Bizlere de: Ey Nurcular! Allah’ın sizlere ihsan ettiği ezelî lütfuna karşı secdeden başlarınızı kaldırmayınız. Gecenin soğuğuna aldırmayınız. Sizlere lütfunu hiçbir hususta esirgemeyen Rabb-i Rahîm’e, gecenin bu mübarek saatlerinde kalkarak vazife-i şükrü eda ediniz. Ve bazıların düştüğü, istikbali düşünmek derdiyle akl-ı maaşı sarsan hâdiseler karşısında titremeyiniz, korkmayınız; Nur’un kudsî kerameti ve imdadını müşahede ediniz. Dünya fânidir, binler sene yaşamak olsa bâki olan hayat-ı uhreviyenin yanında, hiç-ender hiç mesabesindedir. Fakat fâni olmakla beraber, bâki hayatın bâki meyvelerini verecek bir mezraasıdır. Fırtınaların şiddeti, havanın dehşeti sizleri sarsmasın, korkutmasın. Bu mübarek mezraaya en mübarek ve nurani ve verimli ve bereketli olan Nur tohumlarını ekiniz. Zira “Eken biçer.” atalarımızdan kalma mübarek bir sözdür.

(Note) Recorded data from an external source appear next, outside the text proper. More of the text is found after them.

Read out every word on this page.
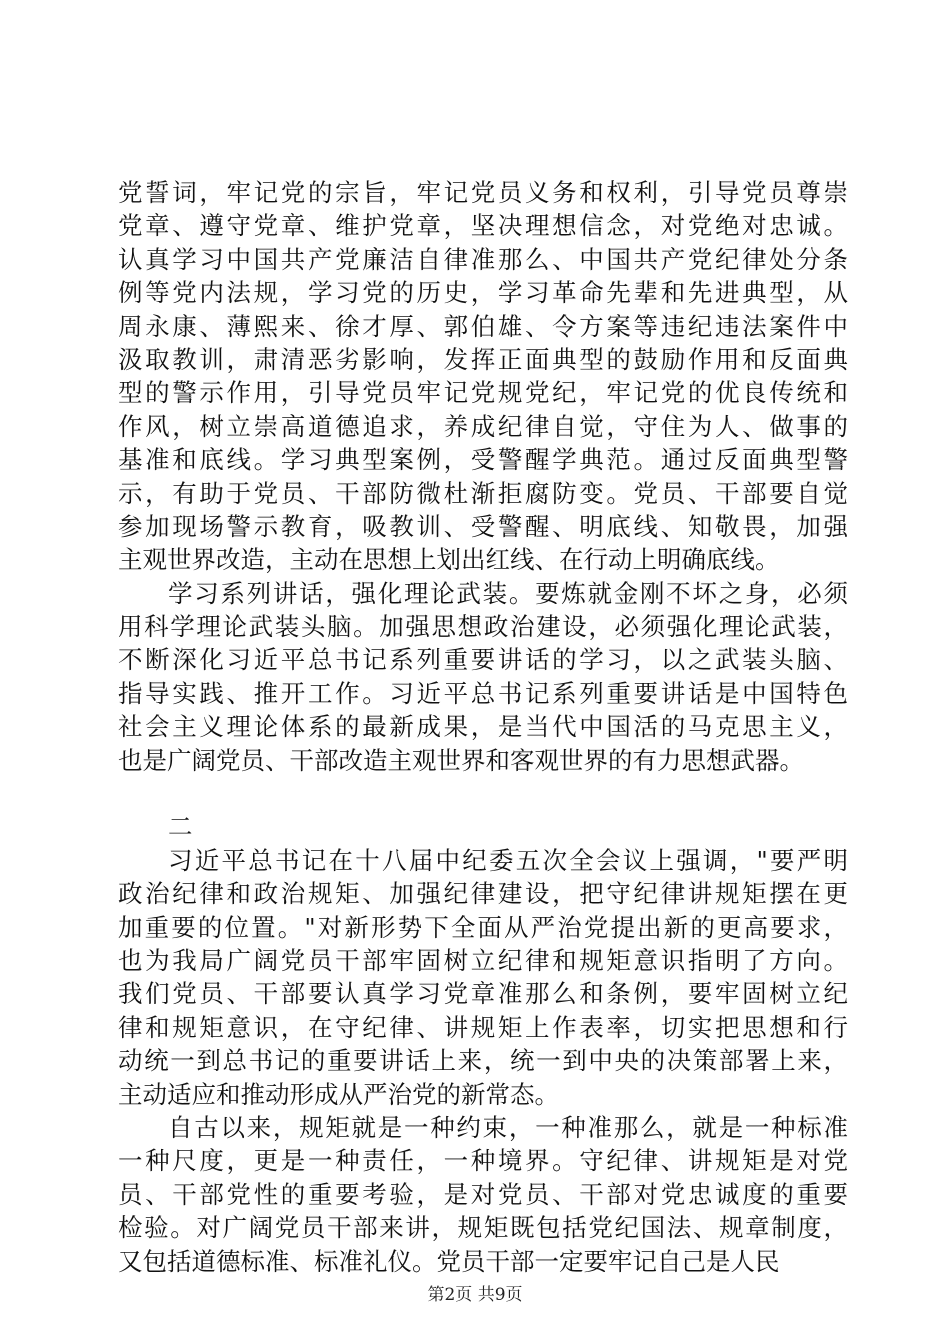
党誓词，牢记党的宗旨，牢记党员义务和权利，引导党员尊崇
党章、遵守党章、维护党章，坚决理想信念，对党绝对忠诚。
认真学习中国共产党廉洁自律准那么、中国共产党纪律处分条
例等党内法规，学习党的历史，学习革命先辈和先进典型，从
周永康、薄熙来、徐才厚、郭伯雄、令方案等违纪违法案件中
汲取教训，肃清恶劣影响，发挥正面典型的鼓励作用和反面典
型的警示作用，引导党员牢记党规党纪，牢记党的优良传统和
作风，树立崇高道德追求，养成纪律自觉，守住为人、做事的
基准和底线。学习典型案例，受警醒学典范。通过反面典型警
示，有助于党员、干部防微杜渐拒腐防变。党员、干部要自觉
参加现场警示教育，吸教训、受警醒、明底线、知敬畏，加强
主观世界改造，主动在思想上划出红线、在行动上明确底线。
学习系列讲话，强化理论武装。要炼就金刚不坏之身，必须
用科学理论武装头脑。加强思想政治建设，必须强化理论武装，
不断深化习近平总书记系列重要讲话的学习，以之武装头脑、
指导实践、推开工作。习近平总书记系列重要讲话是中国特色
社会主义理论体系的最新成果，是当代中国活的马克思主义，
也是广阔党员、干部改造主观世界和客观世界的有力思想武器。
二
习近平总书记在十八届中纪委五次全会议上强调，"要严明
政治纪律和政治规矩、加强纪律建设，把守纪律讲规矩摆在更
加重要的位置。"对新形势下全面从严治党提出新的更高要求，
也为我局广阔党员干部牢固树立纪律和规矩意识指明了方向。
我们党员、干部要认真学习党章准那么和条例，要牢固树立纪
律和规矩意识，在守纪律、讲规矩上作表率，切实把思想和行
动统一到总书记的重要讲话上来，统一到中央的决策部署上来，
主动适应和推动形成从严治党的新常态。
自古以来，规矩就是一种约束，一种准那么，就是一种标准
一种尺度，更是一种责任，一种境界。守纪律、讲规矩是对党
员、干部党性的重要考验，是对党员、干部对党忠诚度的重要
检验。对广阔党员干部来讲，规矩既包括党纪国法、规章制度，
又包括道德标准、标准礼仪。党员干部一定要牢记自己是人民
第2页 共9页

Ey Nurcular! Sizin hakiki vazifeniz, dünyaya bakmak değildir. Farz-ı muhal olarak dünyaya da bakılsa bakınız ve görünüz ve zuhuru muhtemel dehşetli yangınlar sebebiyle ve o yüzden karşılaşmanız ihtimali bulunan tehlikeler dolayısıyla kat’iyen sarsılmayınız, fütur getirmeyiniz. Çalışınız, çalışınız, çalışınız ve kat’iyen inanınız ki Nur’un şefaati, Nur’un duası, Nur’un himmeti sizleri kurtaracaktır. İşte bu davanın şahidi Emirdağlı Nurcuların dehşetli ateşten zararsız kurtulmalarıdır. Şimdiden umumunuza müjdeler olsun.

Kardeşiniz Mustafa Osman

***

Vasiyetnamemdir

Aziz, sıddık kardeşlerim ve vârislerim!

Ecel gizli olmasından vasiyetname yazmak sünnettir. Benim metrûkâtım ve Risale-i Nur’dan olan benim hususi kitaplarım ve güzel ciltlenmiş mecmualarım vesair şeylerimin bütününü, Gül ve Nur Fabrikalarının heyetine, başta Hüsrev ve Tahirî olarak o heyetten on iki (*[1]) kahraman kardeşlerime vasiyet ediyorum. Onlara bırakıyorum ki emr-i hak olan ecelim geldiği zaman, benim arkamda o metrûkâtım, benim bedelime o sadık ve mübarek ellerde hizmet-i Nuriye ve imaniyede çalışsın ve istimal edilsin.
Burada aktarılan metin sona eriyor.